The row of green buttons are for programming the desired functions of use, the large sliding button is for OFF, SETUP (to do programming) and ON (for when it's outside and recording). The up and down arrows are also to select either video or camera.

These are the first screens and a just a revue  of what data is stored etc.

Deletion of data if desired and which mode (video or still) is required.

For when camera usage is desired these screens allow image quality and size to be selected. Personally I'll always use the maximum 8MP and full screen.

Again with photography, these screens select the number of shots taken when triggered (again I'll always have this set to the maximum). The LED control is a bit of a lottery as if it's set to high it may wash out wildlife close to, and too low and it may not capture what's in front of it.

The input is if you wish to give the camera a name, I won't as realistically it's the only one I'll have. Multiple ones may benefit from a name if used together covering an area.

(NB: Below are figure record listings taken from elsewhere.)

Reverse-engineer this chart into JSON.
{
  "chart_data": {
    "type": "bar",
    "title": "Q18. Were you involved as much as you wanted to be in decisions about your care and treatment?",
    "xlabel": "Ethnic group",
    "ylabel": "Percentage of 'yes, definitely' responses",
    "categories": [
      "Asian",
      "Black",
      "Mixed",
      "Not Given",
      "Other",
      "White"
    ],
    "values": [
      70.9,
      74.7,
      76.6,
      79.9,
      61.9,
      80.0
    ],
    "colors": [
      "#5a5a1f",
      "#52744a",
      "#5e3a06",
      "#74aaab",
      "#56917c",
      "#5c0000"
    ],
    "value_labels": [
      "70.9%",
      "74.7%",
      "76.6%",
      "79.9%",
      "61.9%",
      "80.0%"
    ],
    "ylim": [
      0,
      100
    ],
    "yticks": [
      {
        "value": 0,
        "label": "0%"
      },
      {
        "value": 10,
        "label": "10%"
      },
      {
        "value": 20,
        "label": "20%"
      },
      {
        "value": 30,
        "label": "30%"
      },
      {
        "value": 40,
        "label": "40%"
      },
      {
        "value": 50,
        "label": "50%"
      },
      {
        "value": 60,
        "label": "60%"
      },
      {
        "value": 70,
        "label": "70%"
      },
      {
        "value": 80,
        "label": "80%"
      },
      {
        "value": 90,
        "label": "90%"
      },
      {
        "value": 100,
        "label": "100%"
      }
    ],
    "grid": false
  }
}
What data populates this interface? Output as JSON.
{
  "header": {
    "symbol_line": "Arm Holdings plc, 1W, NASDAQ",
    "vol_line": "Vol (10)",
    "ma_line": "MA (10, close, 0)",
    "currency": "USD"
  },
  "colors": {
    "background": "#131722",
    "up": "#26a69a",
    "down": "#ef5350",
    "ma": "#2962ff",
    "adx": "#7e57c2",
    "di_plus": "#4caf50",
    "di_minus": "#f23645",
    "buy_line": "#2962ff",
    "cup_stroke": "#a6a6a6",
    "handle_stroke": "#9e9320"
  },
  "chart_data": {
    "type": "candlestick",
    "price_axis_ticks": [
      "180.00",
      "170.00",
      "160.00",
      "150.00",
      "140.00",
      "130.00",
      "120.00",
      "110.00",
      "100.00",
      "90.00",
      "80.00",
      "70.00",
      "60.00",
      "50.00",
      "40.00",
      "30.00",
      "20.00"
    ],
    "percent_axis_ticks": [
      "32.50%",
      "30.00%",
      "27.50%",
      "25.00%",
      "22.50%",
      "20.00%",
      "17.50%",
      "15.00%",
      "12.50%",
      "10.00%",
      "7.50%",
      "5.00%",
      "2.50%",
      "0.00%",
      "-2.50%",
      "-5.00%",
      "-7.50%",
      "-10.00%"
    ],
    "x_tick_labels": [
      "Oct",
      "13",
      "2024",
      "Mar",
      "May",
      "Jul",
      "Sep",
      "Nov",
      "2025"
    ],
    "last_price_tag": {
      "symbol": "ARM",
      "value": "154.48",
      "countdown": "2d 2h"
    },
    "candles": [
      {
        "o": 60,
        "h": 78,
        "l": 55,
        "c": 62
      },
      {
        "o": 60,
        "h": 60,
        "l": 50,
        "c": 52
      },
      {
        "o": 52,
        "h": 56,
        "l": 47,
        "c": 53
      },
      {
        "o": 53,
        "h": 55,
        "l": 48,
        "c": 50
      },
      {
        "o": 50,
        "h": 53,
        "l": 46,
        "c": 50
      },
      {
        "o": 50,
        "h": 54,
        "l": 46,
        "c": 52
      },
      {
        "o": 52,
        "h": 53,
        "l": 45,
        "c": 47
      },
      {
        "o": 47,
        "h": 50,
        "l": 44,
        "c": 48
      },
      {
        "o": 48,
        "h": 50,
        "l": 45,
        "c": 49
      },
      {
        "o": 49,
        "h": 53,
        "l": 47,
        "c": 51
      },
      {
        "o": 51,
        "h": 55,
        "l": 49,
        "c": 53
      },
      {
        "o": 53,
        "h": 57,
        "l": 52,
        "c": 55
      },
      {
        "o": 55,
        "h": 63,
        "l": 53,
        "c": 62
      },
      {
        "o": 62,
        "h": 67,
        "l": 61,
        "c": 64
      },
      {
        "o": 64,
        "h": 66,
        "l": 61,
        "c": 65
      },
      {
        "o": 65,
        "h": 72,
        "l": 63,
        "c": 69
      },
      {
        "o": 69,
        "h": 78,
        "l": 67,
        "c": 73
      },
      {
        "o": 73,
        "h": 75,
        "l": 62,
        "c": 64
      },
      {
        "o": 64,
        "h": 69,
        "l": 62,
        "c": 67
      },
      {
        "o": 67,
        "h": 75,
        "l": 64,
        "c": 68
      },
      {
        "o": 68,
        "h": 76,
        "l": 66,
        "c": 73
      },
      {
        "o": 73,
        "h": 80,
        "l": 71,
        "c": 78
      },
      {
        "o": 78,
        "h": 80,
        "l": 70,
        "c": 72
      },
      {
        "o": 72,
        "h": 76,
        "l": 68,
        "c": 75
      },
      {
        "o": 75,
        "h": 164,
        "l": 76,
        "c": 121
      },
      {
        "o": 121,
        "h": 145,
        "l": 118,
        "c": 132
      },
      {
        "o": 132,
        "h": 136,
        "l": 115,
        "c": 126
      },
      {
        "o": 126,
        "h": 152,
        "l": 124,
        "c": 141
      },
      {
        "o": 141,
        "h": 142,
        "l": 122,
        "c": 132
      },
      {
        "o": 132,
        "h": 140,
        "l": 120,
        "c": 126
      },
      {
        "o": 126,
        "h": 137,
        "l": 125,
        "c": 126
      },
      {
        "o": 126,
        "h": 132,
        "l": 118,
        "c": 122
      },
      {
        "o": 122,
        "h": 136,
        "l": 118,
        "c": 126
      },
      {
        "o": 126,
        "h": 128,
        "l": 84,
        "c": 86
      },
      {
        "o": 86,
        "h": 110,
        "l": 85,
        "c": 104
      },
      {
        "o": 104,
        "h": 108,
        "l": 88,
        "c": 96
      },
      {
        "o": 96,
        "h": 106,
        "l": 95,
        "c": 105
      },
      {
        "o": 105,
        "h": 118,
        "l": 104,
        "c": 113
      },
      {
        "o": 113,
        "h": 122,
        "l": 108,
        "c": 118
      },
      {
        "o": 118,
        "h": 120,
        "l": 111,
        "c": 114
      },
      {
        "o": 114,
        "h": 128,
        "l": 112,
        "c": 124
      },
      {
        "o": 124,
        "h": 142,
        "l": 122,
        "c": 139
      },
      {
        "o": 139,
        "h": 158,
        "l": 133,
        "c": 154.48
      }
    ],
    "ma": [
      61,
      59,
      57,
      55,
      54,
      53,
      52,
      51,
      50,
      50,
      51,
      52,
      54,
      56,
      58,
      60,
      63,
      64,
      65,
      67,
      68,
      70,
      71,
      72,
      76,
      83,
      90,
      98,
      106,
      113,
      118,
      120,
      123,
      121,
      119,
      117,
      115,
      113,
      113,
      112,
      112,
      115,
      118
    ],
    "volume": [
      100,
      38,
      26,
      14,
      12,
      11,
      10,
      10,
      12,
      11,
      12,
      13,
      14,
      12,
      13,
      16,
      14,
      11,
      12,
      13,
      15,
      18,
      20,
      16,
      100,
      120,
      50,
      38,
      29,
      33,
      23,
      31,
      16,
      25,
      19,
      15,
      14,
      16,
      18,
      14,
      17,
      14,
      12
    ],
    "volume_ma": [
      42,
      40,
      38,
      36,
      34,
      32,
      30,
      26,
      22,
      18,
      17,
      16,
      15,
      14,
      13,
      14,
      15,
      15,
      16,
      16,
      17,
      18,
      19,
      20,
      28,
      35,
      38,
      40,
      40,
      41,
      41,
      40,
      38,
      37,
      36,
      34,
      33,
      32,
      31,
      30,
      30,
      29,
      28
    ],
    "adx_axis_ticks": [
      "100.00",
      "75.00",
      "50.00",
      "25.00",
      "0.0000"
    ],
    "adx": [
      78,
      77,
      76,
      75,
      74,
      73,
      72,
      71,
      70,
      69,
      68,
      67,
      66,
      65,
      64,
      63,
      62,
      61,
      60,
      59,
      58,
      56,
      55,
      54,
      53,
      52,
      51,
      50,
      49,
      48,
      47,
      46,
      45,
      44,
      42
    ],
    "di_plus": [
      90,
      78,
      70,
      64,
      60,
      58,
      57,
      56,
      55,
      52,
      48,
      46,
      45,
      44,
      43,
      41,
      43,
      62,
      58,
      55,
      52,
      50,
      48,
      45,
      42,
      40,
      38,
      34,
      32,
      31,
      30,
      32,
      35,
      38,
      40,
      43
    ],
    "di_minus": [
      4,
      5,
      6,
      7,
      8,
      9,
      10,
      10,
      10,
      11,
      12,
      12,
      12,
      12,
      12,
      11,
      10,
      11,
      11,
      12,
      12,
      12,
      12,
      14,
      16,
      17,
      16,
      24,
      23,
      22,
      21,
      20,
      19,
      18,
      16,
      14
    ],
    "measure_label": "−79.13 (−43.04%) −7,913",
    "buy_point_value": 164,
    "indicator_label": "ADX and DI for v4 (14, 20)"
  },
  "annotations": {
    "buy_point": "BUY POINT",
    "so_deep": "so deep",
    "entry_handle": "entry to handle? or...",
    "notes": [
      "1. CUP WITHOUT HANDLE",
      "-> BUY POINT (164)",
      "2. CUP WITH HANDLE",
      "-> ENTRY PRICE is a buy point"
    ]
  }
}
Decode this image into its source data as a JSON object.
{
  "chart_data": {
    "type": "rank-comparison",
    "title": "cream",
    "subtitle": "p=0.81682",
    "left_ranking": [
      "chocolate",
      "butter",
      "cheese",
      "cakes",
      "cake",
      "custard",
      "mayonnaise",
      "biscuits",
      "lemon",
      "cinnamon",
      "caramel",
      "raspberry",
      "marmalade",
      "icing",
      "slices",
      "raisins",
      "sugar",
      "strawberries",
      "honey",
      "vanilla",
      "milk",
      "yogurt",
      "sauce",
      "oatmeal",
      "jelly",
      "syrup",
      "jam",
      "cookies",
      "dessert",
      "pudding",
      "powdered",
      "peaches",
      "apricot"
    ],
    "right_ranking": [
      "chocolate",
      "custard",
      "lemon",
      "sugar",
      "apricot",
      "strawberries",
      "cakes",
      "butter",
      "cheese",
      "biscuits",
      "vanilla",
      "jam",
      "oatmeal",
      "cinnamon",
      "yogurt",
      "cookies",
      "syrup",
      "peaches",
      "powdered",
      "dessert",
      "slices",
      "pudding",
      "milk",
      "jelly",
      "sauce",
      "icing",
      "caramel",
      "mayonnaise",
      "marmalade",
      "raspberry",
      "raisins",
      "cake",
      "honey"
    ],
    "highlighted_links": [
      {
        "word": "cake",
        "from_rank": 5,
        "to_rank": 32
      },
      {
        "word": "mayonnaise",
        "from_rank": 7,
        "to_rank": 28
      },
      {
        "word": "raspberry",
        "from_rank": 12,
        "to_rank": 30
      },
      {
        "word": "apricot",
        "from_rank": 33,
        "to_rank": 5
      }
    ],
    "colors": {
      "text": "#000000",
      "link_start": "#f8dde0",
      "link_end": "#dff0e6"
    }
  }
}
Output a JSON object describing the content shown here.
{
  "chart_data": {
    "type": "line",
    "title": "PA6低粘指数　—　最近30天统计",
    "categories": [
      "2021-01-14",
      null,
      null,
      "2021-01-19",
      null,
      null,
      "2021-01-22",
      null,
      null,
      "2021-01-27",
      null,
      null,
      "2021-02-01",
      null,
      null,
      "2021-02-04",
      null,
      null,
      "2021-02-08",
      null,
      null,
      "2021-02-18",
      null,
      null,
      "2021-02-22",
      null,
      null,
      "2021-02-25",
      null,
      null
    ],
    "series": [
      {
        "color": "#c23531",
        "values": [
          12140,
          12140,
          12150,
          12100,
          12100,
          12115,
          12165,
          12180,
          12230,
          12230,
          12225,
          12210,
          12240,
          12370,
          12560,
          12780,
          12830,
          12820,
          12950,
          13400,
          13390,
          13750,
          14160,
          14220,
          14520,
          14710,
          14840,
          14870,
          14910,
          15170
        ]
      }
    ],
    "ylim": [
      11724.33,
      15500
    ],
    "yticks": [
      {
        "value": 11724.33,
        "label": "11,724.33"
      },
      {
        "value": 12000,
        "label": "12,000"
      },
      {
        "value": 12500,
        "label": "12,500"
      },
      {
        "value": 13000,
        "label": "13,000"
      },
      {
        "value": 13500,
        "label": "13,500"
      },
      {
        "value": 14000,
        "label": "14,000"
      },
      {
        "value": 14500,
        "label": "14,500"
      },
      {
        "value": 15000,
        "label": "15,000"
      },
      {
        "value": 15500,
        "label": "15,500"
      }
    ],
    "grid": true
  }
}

If video mode is selected then these screens apply. Video length and the interval between firings are set here.

The sensor level affects the camera's sensitivity when sensing movement.

PAL for the UK. If I use a normal hand held camera I never date stamp pictures but I've decided to do so with the trail cam ones.

Field scan is if you wish the unit to take shots at pre determined times across an area, maybe a place where several different animals may appear in the distance at regular intervals. Coordinate input is mapping.

Video sound is fairly obvious and something I'd always have on unless it was by a busy road I guess. The other screen is where the factory settings can be re-applied.